Понятное для писателя чувство и очень близкое русской традиции. Достоевский после каторги смог вернуться к деятельности романиста, лишь написав суровую книгу «Записки из мертвого дома». Чехов, сочинивший десятки превосходных повестей и рассказов, крупнейшей своей заслугой и делом жизни считал книгу очерков «Остров Сахалин», ради которой совершил путешествие на тарантасе через всю Сибирь.

Ийешу не надо было никуда ездить, только думать и вспоминать. И тем не менее, приступая к своей книге, он сознавался, что его задача «более трудная, чем изучение какого-нибудь среднеафриканского племени». Может быть, не только из-за скудости письменных источников, но и потому, что самое нелегкое все-таки писать о том, что слишком хорошо знаешь, к чему привык, что у тебя под носом. То, с чем давно сжился, не может быть воспринято со стороны — как экзотическое и необыкновенное.

Автор «Людей пусты» (1934) спускается с зажженной свечой в подвалы истории, листает старинные грамоты, юридические «уложения». Все годится ему — и строгая летописная строка, и статистическая выкладка, и запись в батрацкой книжке. Он не дает никакой подачки слабости читателя, досадующего, что его отрывают от живого мемуарного рассказа ради скучной материи «источников».

Писателя не унижает, что его книгу критики отнесут к жанру социальной этнографии, или социографии, как еще называют в Венгрии этот популярный там жанр. Сомнение во всякой условной, литературно выглаженной правде, желание знать свою страну, не понаслышке и без прикрас, беря материал из первых рук — вот начало того движения, у истоков которого стоит автор «Людей пусты» и которое позднее получило название «Открытие Венгрии».

Кто же они такие, люди пусты? Для читателя Ийеша это не социологическая абстракция, не венгерское батрачество «вообще». Перед нами цепочка живых, становящихся близкими в его рассказе лиц и картин, таких цветных и ярких, какие можно вынуть лишь из волшебного фонаря детской памяти.

Дед по отцу, гонявший огромные стада овец и считавший себя местной аристократией, потому что овчар в отличие от свинопаса и пастуха коров имел право сидеть на лугу… И другой дед, по матери, покладистый, скупой на слова столяр, улыбчивый и никогда не ругавшийся, что казалось дивом среди отчаянно сквернословившей пусты… Бабушка — крепкая, бережливая, набожная и совестливая. И другая бабушка — неисправимая атеистка и читательница газет, о которой автор говорит, не обинуясь, что она «была гениальна», потому, между прочим, что верила не в форинты, но «в силу духа».

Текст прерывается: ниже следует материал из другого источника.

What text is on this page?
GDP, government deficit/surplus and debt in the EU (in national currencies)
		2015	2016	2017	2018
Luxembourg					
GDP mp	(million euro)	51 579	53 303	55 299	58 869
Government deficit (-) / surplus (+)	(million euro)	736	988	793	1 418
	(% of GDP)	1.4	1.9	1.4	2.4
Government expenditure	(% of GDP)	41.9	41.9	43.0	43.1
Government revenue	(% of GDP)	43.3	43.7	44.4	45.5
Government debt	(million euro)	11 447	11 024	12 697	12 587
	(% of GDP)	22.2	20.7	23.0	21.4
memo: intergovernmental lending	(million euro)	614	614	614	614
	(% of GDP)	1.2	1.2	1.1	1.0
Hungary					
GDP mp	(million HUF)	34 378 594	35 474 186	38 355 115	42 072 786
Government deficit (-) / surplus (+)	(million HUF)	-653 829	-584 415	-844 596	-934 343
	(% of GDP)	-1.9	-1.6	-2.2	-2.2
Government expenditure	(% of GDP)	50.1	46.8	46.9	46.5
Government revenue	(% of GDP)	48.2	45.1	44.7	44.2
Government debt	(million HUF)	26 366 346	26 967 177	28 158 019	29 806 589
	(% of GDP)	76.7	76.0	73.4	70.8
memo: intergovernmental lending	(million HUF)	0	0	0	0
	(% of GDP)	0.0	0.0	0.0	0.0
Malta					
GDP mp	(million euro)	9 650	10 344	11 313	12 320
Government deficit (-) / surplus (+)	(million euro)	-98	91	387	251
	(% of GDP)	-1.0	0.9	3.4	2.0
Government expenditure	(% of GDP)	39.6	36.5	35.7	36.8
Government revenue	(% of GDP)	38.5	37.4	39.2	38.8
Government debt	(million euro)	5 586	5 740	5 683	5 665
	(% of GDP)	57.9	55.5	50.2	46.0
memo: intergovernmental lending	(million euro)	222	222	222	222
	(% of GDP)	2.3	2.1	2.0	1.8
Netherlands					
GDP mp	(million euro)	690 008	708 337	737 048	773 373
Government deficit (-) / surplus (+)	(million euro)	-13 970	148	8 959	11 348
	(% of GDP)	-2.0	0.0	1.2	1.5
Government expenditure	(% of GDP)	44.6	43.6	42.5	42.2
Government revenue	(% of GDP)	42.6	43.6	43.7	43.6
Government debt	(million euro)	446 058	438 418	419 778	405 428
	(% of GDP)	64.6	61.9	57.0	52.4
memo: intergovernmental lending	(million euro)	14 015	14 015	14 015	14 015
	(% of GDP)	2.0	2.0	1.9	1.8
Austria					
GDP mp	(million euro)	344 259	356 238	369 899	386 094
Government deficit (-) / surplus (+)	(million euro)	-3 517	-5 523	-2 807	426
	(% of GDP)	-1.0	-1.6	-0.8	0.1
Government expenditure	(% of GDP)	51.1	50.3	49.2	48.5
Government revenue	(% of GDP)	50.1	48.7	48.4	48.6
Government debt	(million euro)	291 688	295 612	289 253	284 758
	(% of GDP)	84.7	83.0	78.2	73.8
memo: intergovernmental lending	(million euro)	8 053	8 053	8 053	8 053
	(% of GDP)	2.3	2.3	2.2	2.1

Очерк двух семей, долго враждовавших и ни в чем не похожих друг на друга, вообще принадлежит, пожалуй, к лучшим страницам книги. При соприкосновении этих задунайских Монтекки и Капулетти «в местах контактов… сыпались, шипя и сверкая, искры». Да и как было им не враждовать, если «небандский дед» не воспринимал идеи, а «только опыт» и мысли свои «выражал с такой леденящей объективностью», что они превращались в почти осязаемые предметы, как, скажем, тарелка или дудка, в них нельзя было сомневаться, можно было только рассматривать. Тогда как семью матери «занимали и такие вещи», в которых она не была «прямо заинтересована и без которых спокойно могла бы прожить»; в ее семье скорбели, например, по поводу казней в городе и ненавидели Габсбургов.



Как две наследные крови, смешиваются две традиции, два типа отношения к жизни: практически-крестьянское и инстинктивно-интеллигентное, в противостоянии которых и созревает душа мальчика.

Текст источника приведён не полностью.